We also continue to pioneer products and solutions that address health inequities, like our efforts to detect HPV infections and diagnose cervical cancer through at-home sample self-collection. We're proud that our progress continues to be recognized externally. For example, BD was recently named one of the 100 best corporate citizens by 3BL and in the top two within the healthcare equipment and services industry. In summary, I'm pleased with our strategic progress and operational for the past year. Momentum in our durable and strong portfolio, along with our track record of executing and delivering against our commitments, gives us confidence in our ability to continue our momentum into FY 2024 and create long-term value for all of our stakeholders. At this time, I declare the polls closed. We will now take questions from the floor. Please give your name and the number of shares you own or represent.
And again, as a reminder, please also limit your question and comments to three minutes to allow sufficient time for all those who would like to participate. Any questions? We appreciate current associates and alumni attending. There are no further questions. I will ask the inspectors to report the preliminary voting results.
Director nominee received the affirmative vote of the majority of the votes cast. Proposal three: The advisory vote to approve named executive the affirmative vote of 92% of the vote.

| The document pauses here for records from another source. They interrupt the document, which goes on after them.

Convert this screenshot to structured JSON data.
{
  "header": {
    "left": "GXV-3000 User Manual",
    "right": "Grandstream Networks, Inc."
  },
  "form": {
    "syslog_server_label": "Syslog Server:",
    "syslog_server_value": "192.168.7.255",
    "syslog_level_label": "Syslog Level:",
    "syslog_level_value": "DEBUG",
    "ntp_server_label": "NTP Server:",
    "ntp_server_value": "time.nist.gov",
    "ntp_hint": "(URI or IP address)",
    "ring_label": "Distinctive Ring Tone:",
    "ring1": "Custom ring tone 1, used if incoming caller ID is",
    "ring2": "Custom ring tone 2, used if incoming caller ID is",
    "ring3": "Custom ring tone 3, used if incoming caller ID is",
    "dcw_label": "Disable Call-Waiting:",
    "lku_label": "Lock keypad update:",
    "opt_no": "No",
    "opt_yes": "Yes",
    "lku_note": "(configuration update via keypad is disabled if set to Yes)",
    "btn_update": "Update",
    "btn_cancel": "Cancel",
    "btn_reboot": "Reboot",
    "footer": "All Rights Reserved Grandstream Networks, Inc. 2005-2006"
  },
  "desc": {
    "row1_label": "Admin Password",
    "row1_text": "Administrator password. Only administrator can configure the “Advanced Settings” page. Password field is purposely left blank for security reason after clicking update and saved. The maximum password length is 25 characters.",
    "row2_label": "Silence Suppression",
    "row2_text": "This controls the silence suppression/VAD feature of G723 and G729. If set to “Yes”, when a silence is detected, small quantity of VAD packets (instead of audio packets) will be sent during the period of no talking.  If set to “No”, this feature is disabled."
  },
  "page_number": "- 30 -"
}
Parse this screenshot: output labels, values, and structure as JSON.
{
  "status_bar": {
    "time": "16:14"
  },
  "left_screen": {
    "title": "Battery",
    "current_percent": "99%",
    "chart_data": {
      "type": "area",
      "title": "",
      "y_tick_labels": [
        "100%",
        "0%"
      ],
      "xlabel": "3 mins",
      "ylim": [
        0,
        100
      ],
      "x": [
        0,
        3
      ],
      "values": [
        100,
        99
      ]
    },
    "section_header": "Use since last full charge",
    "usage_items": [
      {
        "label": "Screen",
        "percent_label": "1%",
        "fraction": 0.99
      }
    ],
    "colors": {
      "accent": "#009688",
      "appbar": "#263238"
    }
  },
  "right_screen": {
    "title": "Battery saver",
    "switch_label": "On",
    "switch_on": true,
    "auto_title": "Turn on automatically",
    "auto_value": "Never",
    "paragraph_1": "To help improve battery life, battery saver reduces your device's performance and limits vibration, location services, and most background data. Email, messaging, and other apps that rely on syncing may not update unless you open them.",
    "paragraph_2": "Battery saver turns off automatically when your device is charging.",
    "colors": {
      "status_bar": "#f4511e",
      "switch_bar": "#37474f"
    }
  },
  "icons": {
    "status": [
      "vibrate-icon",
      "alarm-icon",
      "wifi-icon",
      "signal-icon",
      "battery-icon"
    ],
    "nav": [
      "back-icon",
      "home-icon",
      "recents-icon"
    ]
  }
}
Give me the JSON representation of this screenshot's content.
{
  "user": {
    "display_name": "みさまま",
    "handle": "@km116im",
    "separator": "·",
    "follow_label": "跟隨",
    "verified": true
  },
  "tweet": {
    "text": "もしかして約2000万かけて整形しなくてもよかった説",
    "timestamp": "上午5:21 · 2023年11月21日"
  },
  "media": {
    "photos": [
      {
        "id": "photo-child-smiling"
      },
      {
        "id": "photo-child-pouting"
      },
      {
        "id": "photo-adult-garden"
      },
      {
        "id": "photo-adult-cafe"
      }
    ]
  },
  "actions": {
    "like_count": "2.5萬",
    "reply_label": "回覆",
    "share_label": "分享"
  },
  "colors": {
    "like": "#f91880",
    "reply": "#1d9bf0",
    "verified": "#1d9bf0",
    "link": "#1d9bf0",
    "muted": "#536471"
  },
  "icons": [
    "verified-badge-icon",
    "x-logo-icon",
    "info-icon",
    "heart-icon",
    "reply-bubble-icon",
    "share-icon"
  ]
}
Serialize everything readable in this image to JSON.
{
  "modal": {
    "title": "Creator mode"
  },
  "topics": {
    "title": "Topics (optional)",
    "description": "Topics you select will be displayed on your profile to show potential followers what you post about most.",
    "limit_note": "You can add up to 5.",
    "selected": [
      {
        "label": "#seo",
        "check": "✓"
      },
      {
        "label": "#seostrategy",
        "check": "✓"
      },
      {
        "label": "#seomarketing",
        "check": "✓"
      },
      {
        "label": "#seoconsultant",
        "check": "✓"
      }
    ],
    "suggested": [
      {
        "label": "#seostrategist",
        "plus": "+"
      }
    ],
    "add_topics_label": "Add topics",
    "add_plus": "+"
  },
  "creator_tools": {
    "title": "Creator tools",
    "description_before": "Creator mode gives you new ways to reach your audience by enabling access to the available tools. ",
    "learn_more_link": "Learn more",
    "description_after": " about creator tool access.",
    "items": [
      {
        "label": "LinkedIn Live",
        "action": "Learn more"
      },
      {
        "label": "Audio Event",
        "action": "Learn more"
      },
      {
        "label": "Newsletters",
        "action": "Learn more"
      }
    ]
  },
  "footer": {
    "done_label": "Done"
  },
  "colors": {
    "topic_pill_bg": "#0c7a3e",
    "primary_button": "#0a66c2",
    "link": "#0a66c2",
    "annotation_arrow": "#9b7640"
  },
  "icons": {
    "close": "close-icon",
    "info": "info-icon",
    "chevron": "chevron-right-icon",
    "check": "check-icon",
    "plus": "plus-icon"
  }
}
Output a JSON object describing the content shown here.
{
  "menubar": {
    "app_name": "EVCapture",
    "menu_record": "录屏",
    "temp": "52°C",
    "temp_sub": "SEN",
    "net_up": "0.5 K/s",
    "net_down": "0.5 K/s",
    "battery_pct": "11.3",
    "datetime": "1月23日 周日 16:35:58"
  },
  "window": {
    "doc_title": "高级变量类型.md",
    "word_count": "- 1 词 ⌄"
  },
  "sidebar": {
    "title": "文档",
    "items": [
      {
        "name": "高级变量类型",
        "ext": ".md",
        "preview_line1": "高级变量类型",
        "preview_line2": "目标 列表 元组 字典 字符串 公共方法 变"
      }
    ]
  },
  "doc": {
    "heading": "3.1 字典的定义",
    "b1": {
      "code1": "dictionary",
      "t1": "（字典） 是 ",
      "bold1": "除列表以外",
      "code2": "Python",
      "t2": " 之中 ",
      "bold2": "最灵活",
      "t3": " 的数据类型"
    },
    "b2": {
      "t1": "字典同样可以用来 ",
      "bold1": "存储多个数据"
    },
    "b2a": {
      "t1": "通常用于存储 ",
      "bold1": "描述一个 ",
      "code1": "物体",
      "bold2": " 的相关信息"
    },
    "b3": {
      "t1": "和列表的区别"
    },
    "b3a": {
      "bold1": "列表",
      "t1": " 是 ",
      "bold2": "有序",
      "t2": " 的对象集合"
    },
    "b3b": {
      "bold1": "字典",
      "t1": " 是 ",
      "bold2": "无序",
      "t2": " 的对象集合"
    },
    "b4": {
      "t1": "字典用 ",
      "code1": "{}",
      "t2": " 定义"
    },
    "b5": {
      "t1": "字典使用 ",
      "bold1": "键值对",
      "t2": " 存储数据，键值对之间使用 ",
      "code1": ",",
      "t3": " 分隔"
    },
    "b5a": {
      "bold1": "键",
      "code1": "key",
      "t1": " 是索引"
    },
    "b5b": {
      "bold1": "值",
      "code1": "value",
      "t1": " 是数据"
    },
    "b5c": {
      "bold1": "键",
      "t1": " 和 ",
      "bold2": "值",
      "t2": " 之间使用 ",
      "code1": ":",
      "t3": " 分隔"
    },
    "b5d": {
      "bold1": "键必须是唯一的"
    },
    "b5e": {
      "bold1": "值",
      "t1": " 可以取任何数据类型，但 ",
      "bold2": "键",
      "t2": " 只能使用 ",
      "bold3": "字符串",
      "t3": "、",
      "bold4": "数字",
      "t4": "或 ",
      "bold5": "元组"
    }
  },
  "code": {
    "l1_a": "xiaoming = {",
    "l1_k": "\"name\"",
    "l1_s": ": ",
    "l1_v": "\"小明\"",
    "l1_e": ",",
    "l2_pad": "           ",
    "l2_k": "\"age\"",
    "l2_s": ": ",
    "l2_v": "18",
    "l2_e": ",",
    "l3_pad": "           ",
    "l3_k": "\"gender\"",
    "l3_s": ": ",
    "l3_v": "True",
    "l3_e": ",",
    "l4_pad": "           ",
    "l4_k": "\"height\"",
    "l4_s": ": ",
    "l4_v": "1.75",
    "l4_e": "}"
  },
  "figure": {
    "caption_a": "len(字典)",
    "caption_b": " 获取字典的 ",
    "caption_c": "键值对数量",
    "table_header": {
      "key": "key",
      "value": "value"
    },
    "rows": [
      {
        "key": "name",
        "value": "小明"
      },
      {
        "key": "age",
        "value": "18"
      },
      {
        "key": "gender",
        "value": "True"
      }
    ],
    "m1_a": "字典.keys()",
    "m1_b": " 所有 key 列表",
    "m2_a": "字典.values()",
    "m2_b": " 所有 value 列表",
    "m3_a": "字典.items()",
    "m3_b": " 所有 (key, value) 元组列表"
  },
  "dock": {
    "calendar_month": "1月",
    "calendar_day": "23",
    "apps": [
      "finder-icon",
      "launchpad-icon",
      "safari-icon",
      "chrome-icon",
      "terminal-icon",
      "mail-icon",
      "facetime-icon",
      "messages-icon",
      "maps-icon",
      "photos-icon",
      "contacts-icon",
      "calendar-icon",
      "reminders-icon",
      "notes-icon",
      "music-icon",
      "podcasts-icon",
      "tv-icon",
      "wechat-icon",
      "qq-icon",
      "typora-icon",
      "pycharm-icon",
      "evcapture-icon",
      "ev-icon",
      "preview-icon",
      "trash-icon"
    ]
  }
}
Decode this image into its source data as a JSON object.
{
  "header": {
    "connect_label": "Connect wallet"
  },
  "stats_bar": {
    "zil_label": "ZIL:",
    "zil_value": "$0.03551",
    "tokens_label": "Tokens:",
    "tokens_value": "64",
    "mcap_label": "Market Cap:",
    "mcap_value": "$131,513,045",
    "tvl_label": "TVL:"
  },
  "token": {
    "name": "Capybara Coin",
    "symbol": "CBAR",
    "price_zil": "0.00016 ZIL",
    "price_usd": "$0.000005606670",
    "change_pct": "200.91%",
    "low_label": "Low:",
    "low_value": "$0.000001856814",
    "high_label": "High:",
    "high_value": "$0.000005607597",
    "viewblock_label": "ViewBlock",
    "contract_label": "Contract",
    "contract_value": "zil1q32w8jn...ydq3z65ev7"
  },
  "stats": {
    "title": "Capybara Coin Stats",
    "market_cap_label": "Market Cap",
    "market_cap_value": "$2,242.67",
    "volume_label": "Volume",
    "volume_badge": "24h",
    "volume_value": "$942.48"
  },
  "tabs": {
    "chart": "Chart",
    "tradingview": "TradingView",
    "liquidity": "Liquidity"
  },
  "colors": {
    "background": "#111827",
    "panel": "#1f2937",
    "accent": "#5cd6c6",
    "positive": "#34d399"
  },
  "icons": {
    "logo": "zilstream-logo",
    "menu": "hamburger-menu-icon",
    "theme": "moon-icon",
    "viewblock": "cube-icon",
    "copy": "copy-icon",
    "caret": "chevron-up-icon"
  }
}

Based on the report of the inspectors, I declare that the nominees for director named in the company's proxy statement have been elected to serve for a term of one year.
The selection of Ernst & Young as the independent registered public accounting firm of the company for fiscal 2024 has been ratified, and the advisory vote on named executive officer compensation has been approved. These are preliminary voting results, and final results will be available after the votes have been certified by the inspectors. With that, I will entertain a motion to adjourn. Hearing no objection, the meeting is now ended, and thank you for coming.